James Zenni, founder and CEO of ZCG with over 30 years of capital markets experience, has consistently emphasized that information quality drives investment performance. That view shapes how ZCG approaches technology investment across the companies in its portfolio.

Technology Drives Value Creation in Private Equity Through Revenue Growth

Cost reduction gets most of the attention in PE operational improvement, but technology also drives revenue growth. The mechanisms are different, and they compound differently over a hold period.

E-Commerce and Digital Customer Acquisition

Companies that sell primarily through traditional channels often leave significant revenue on the table. Adding e-commerce capabilities or investing in digital customer acquisition expands the addressable market without proportional cost increases.

PE firms that invest in digital revenue channels generate higher growth rates during the hold period. That growth rate difference translates directly into exit multiple expansion.
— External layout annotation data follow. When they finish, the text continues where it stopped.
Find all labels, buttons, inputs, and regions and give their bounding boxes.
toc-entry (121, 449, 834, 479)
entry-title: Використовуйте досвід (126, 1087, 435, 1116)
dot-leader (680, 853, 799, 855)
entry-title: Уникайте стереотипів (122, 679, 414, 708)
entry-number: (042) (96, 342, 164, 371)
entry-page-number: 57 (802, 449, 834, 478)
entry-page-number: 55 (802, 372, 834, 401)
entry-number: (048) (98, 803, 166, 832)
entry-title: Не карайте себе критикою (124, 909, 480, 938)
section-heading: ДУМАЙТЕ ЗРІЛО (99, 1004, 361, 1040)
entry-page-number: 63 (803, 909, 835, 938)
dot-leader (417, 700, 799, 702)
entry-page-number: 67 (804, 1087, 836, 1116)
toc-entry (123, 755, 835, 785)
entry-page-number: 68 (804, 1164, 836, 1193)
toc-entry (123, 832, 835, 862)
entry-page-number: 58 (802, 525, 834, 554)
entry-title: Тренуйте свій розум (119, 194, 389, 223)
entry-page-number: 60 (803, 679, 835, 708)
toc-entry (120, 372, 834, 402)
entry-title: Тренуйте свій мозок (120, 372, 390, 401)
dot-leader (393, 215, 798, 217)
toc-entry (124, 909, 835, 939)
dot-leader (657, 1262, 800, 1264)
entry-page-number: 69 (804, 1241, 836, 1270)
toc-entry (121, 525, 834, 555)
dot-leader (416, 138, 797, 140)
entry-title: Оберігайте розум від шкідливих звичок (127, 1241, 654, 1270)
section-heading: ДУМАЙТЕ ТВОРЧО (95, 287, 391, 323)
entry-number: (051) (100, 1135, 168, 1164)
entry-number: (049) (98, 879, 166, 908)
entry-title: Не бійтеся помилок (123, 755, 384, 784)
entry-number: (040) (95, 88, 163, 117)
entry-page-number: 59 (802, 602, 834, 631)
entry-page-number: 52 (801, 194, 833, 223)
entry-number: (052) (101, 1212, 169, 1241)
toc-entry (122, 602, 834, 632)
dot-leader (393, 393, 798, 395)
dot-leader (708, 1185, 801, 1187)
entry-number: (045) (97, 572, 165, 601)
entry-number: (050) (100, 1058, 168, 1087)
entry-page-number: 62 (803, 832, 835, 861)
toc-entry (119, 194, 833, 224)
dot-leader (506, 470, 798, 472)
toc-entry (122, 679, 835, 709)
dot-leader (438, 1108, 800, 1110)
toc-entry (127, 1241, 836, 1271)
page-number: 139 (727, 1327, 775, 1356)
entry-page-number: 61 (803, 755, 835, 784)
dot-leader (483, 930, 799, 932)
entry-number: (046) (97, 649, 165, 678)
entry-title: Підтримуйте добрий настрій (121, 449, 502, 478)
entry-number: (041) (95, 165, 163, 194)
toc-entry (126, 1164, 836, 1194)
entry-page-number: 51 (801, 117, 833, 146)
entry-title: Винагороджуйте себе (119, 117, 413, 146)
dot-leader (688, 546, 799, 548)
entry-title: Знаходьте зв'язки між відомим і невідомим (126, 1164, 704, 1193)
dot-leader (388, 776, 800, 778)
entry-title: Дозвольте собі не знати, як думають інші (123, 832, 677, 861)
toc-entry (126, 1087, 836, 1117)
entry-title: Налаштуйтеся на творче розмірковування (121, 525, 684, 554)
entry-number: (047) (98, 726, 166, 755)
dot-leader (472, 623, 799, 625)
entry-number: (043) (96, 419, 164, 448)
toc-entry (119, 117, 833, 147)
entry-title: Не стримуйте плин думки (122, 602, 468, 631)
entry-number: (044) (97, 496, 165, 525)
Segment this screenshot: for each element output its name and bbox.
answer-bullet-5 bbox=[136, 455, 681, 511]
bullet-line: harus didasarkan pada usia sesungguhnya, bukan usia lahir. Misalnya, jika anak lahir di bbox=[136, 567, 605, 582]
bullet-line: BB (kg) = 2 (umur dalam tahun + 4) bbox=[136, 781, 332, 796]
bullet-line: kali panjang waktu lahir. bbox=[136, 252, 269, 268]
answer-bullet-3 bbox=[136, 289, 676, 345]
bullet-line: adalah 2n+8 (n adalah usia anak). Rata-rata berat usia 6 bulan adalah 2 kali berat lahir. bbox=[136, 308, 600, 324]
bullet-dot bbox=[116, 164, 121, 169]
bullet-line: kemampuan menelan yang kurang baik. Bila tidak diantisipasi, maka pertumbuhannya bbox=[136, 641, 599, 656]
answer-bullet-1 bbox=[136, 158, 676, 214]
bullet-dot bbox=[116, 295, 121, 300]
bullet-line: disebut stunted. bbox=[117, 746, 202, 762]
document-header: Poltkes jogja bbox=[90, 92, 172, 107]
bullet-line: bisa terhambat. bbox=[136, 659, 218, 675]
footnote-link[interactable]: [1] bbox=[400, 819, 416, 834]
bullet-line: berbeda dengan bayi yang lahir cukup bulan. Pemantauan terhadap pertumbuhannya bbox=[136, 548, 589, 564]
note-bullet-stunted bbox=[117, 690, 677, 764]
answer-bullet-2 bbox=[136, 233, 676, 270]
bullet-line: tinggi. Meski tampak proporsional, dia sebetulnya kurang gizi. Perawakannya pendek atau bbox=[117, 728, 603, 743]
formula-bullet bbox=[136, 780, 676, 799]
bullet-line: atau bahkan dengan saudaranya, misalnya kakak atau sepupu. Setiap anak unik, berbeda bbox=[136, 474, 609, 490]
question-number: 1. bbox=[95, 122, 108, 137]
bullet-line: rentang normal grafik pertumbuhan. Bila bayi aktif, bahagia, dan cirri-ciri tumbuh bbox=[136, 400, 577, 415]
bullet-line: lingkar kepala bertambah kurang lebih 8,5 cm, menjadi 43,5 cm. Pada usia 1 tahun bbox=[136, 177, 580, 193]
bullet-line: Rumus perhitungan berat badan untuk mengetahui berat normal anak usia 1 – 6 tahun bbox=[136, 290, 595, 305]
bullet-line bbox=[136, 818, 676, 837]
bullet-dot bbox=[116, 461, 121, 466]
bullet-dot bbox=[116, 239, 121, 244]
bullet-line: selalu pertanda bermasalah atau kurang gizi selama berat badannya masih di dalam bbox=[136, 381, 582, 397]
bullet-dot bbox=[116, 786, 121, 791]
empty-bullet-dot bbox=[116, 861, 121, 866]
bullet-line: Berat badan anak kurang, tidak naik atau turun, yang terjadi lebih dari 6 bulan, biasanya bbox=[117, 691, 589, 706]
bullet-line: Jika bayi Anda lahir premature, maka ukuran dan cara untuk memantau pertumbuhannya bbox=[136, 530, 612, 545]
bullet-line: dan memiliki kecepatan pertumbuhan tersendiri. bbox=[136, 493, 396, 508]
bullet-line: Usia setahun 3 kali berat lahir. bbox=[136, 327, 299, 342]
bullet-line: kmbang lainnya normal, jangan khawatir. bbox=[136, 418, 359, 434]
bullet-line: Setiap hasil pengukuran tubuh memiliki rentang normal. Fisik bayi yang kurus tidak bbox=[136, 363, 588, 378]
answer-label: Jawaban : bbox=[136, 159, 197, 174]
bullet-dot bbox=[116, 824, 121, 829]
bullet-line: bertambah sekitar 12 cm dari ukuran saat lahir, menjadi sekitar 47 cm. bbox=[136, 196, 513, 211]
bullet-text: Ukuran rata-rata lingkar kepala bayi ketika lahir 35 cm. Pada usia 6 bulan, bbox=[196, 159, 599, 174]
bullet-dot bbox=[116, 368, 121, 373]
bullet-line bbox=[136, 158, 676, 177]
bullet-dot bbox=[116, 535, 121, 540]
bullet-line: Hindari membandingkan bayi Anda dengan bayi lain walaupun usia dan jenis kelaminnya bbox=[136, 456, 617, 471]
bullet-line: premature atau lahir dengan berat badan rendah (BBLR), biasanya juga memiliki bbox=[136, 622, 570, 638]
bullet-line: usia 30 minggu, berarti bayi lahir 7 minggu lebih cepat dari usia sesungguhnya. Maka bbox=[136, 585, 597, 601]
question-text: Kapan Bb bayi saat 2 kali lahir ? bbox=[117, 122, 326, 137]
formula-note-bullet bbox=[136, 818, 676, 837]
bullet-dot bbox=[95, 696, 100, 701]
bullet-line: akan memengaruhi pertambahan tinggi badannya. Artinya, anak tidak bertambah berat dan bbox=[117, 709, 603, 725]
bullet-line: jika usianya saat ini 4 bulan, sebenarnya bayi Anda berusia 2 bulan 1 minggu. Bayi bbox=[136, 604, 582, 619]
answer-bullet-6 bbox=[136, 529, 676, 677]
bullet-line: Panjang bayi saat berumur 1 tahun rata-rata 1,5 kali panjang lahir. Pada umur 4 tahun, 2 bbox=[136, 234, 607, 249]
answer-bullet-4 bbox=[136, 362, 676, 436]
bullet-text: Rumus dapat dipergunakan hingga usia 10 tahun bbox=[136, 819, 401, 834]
Revenue growth technology applications in PE-backed companies include:

  • E-commerce platform buildouts that open direct-to-consumer channels alongside existing wholesale relationships
  • Customer relationship management systems that improve retention and increase repeat purchase rates
  • Digital marketing infrastructure that lowers customer acquisition costs through better targeting and attribution
  • Pricing optimization tools that identify margin improvement opportunities without volume loss

Technology-Enabled Customer Experience Improvements

Customer retention is cheaper than customer acquisition. Technology investments in customer experience, service speed, and product quality consistency reduce churn. Lower churn produces more predictable revenue. More predictable revenue supports higher exit valuations.

ZCG deploys Haptiq Technologies and Solutions, its 300-plus-person technology division, to support digital transformation across its companies. The platform was founded 20 years ago and manages approximately $8 billion in AUM. It brings implementation resources that most individual companies cannot afford to build internally. That capability gives ZCG’s companies faster access to technology improvements at lower execution risk.

Building Technology Capability Within PE-Backed Companies

Technology investment during the hold period creates value in two ways. It improves financial performance during ownership. It also makes the business more attractive to the next buyer.

Strategic buyers and later-stage PE funds pay premium multiples for companies with modern technology infrastructure. A business with integrated systems, clean data, and digital revenue channels commands a better price. A comparable business running on legacy platforms does not.

The ZCG Team structures technology investment as part of the initial value creation plan for each company. Priorities get set at entry based on the gap between current capability and acquirer expectations.

This pre-sale positioning approach changes how technology investment gets funded and sequenced during the hold period. Projects that improve financial performance and exit readiness simultaneously get prioritized. Projects with long payback periods that do not improve the sale narrative get deferred.

How technology drives value creation in private equity is ultimately about execution discipline. The tools matter less than the clarity of the financial objective each technology investment must achieve.